Various improved techniques for reducing the degree of curling in a thermal film have been proposed. In a thermal printing method which uses an apparatus shown in FIG. 7, for example, a printing drum 5 is stopped with using a clamp 3 after a printed image is obtained. Therefore, an end portion in the running direction of a print sheet 7 which is not fixed to the drum 5 is downward moved under the influence of the gravity and the specific rigidity of the sheet, and hence makes contact with a protrusion end portion of a guide plate 9 which is disposed below the drum.
Then, the drum 5 is rotated in a direction opposite to that of the arrow 11, so that the sheet 7 is supplied to rollers 13. Via adequate guide plates, the sheet is thereafter supplied to rollers 15 which are rotated so as to attain the same transporting speed as the printing drum 5. At the same time, the clamp 3 is opened, and hence the sheet 7 is transported toward a heated roller 17.
The roller 17 is used for heating the rear face of the sheet 7 so as to offset a majority of the influence on the recording surface (front face) due to the heating by a printing head 19. Finally, the sheet 7 is supplied by rollers 21 onto a collection tray 25 via a slot opening 23 of a cover.
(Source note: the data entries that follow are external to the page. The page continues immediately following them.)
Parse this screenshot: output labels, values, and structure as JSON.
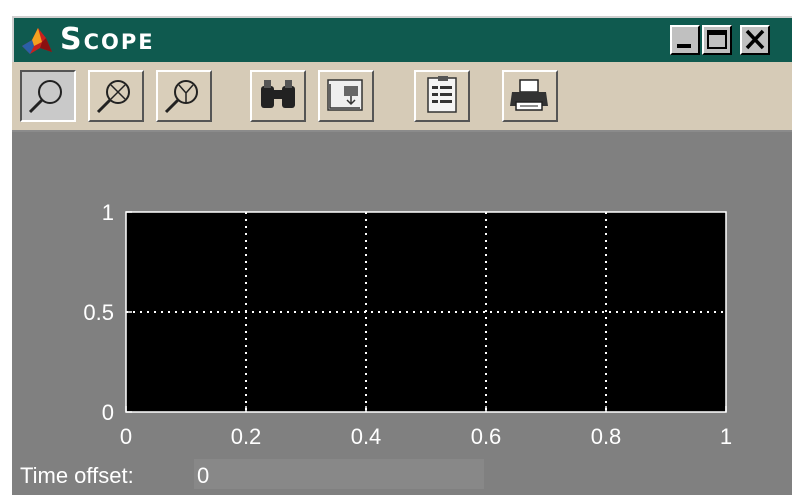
{
  "window": {
    "title": "Scope",
    "icon": "matlab-membrane-icon"
  },
  "titlebar_buttons": [
    {
      "name": "minimize-button",
      "icon": "minimize-icon"
    },
    {
      "name": "maximize-button",
      "icon": "maximize-icon"
    },
    {
      "name": "close-button",
      "icon": "close-icon"
    }
  ],
  "toolbar": [
    {
      "name": "zoom-button",
      "icon": "magnifier-icon",
      "pressed": true
    },
    {
      "name": "zoom-x-button",
      "icon": "magnifier-x-icon",
      "pressed": false
    },
    {
      "name": "zoom-y-button",
      "icon": "magnifier-y-icon",
      "pressed": false
    },
    {
      "name": "autoscale-button",
      "icon": "binoculars-icon",
      "pressed": false
    },
    {
      "name": "save-axes-button",
      "icon": "save-axes-icon",
      "pressed": false
    },
    {
      "name": "parameters-button",
      "icon": "parameters-icon",
      "pressed": false
    },
    {
      "name": "print-button",
      "icon": "printer-icon",
      "pressed": false
    }
  ],
  "status": {
    "label": "Time offset:",
    "value": "0"
  },
  "colors": {
    "titlebar": "#0f5a4f",
    "toolbar": "#d6cbb7",
    "background": "#808080",
    "plot_background": "#000000",
    "grid": "#ffffff"
  },
  "chart_data": {
    "type": "line",
    "series": [],
    "xlim": [
      0,
      1
    ],
    "ylim": [
      0,
      1
    ],
    "x_ticks": [
      "0",
      "0.2",
      "0.4",
      "0.6",
      "0.8",
      "1"
    ],
    "y_ticks": [
      "0",
      "0.5",
      "1"
    ],
    "grid": true
  }
}
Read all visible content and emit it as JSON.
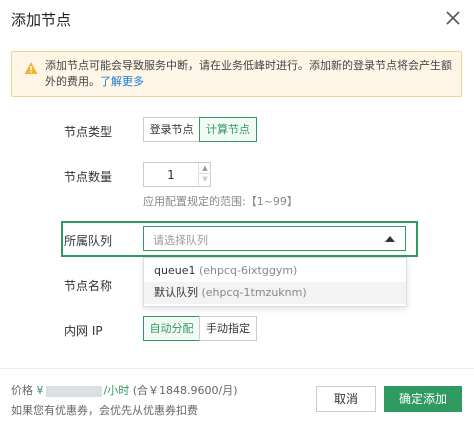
{
  "dialog": {
    "title": "添加节点"
  },
  "alert": {
    "text": "添加节点可能会导致服务中断，请在业务低峰时进行。添加新的登录节点将会产生额外的费用。",
    "link": "了解更多",
    "color": "#f2b632"
  },
  "form": {
    "node_type": {
      "label": "节点类型",
      "options": [
        "登录节点",
        "计算节点"
      ],
      "selected": "计算节点"
    },
    "node_count": {
      "label": "节点数量",
      "value": "1",
      "hint": "应用配置规定的范围:【1~99】"
    },
    "queue": {
      "label": "所属队列",
      "placeholder": "请选择队列",
      "options": [
        {
          "name": "queue1",
          "id": "(ehpcq-6ixtggym)"
        },
        {
          "name": "默认队列",
          "id": "(ehpcq-1tmzuknm)"
        }
      ]
    },
    "node_name": {
      "label": "节点名称"
    },
    "ip": {
      "label": "内网 IP",
      "options": [
        "自动分配",
        "手动指定"
      ],
      "selected": "自动分配"
    }
  },
  "footer": {
    "price_label": "价格",
    "price_prefix": "¥",
    "price_unit": "/小时",
    "price_monthly": "(合￥1848.9600/月)",
    "note": "如果您有优惠券，会优先从优惠券扣费",
    "cancel": "取消",
    "confirm": "确定添加"
  },
  "colors": {
    "accent": "#2f9a60",
    "link": "#1a7bd6"
  }
}
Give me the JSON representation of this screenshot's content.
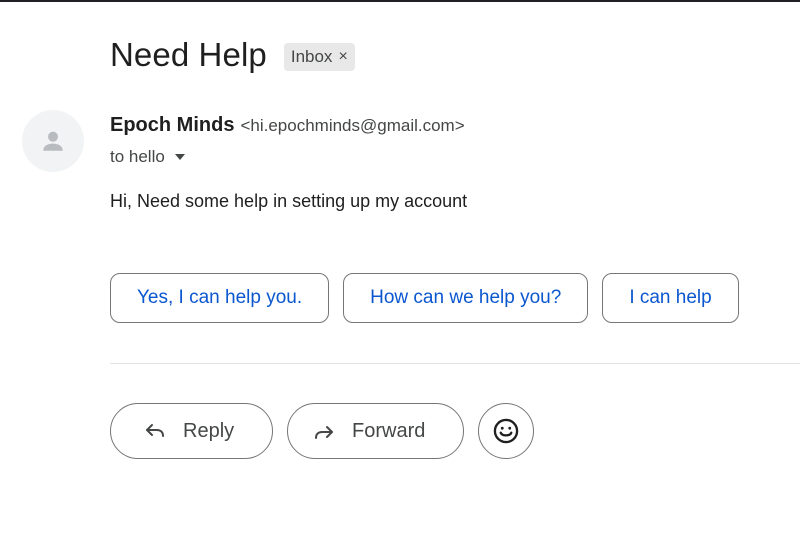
{
  "email": {
    "subject": "Need Help",
    "label": {
      "text": "Inbox",
      "remove_glyph": "×"
    },
    "sender": {
      "name": "Epoch Minds",
      "email": "<hi.epochminds@gmail.com>",
      "avatar_icon": "person-icon"
    },
    "recipient": "to hello",
    "body": "Hi, Need some help in setting up my account"
  },
  "smart_replies": [
    "Yes, I can help you.",
    "How can we help you?",
    "I can help"
  ],
  "actions": {
    "reply_label": "Reply",
    "reply_icon": "reply-arrow-icon",
    "forward_label": "Forward",
    "forward_icon": "forward-arrow-icon",
    "emoji_icon": "smiley-icon"
  },
  "colors": {
    "link_blue": "#0b57d0",
    "text_primary": "#1f1f1f",
    "text_secondary": "#444746",
    "chip_bg": "#e8e8e8",
    "border": "#747775"
  }
}
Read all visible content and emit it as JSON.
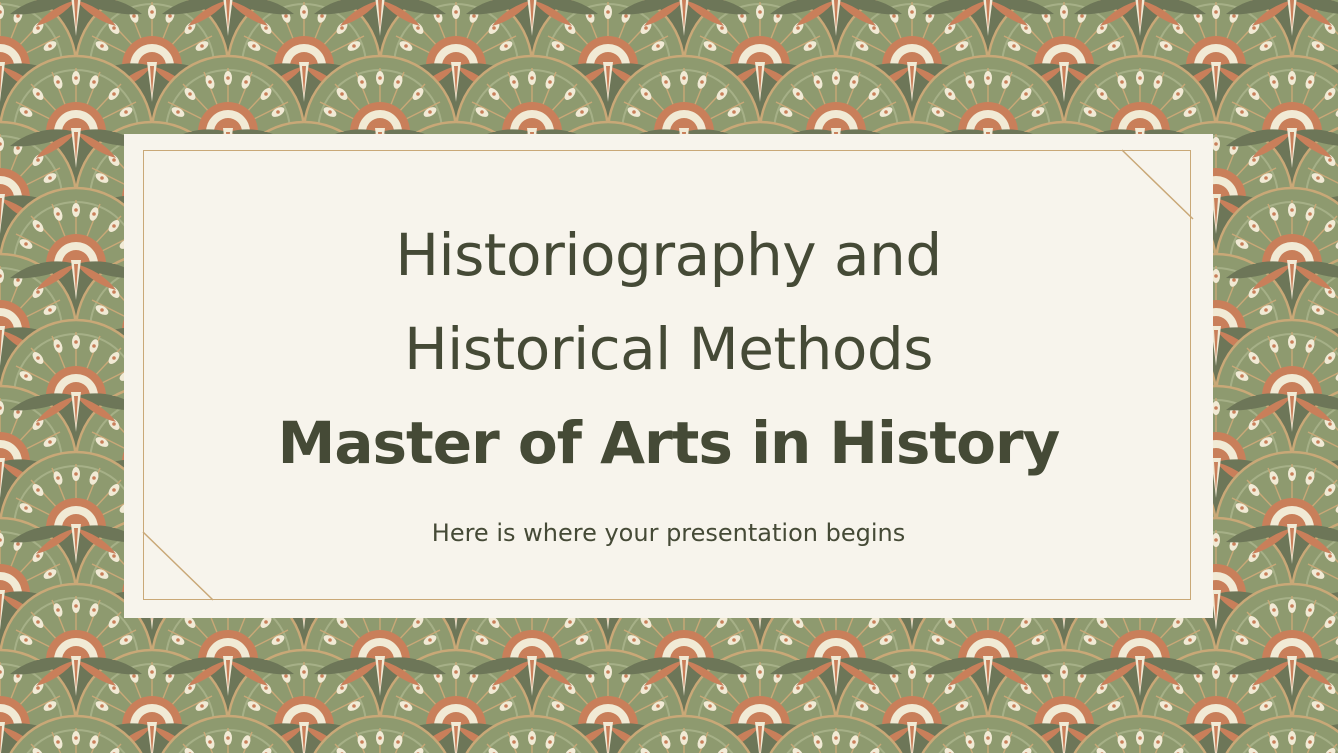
{
  "slide": {
    "title_line1": "Historiography and",
    "title_line2": "Historical Methods",
    "title_line3": "Master of Arts in History",
    "subtitle": "Here is where your presentation begins"
  },
  "colors": {
    "pattern_dark_green": "#6d7658",
    "pattern_mid_green": "#8e9a6f",
    "pattern_light_green": "#a6b087",
    "pattern_gold": "#c9a877",
    "pattern_terracotta": "#c97f5a",
    "pattern_cream": "#f1ead5",
    "card_background": "#f7f4ec",
    "card_border": "#c9a877",
    "text": "#454a36"
  },
  "decoration": {
    "background_motif": "peacock-fan-scale-pattern-icon",
    "corner_motif": "diagonal-corner-line-icon"
  }
}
In the figure, 27a, 27b, and 27c denote press rollers which are biased by respective springs.
According to the configuration, the rear face (opposite to the recording surface) of the print sheet 7 is uniformly heated, so that curling due to heating of the sheet 7 by the printing head 19 can be reduced. This is disclosed in JP-A-7-299921.
In the thermal printing method which uses the apparatus described above, however, the heat roller having a relatively large diameter, and the mechanism for inverting a thermal film must be disposed, and therefore the components for decurling increase the installation space, the power consumption, the production cost, and the noise level. The correction is conducted by winding the thermal film around the outer peripheral face of the heat roller. Therefore, the curvature for correction depends on the diameter of the heat roller, and the correction is conducted only at a constant bending amount. When the quantity of heat received by the film is increased by raising the heating temperature or lowering the transporting speed, a phenomenon that the temperature exceeds the development start temperature of the thermal film and the recorded image is darken, or so-called density fogging may occur. Moreover, the quantity of heat applied to the thermal film is varied depending on a recorded image. When a heat roller having a constant curvature is used, therefore, it is impossible to optimumly set the curvature for correction in accordance with a recorded image. As a result, optimum decurling corresponding to a recorded image cannot be conducted, and there arise the possibilities that curl remains, and that the quality of the recorded image is lowered by the decurling process.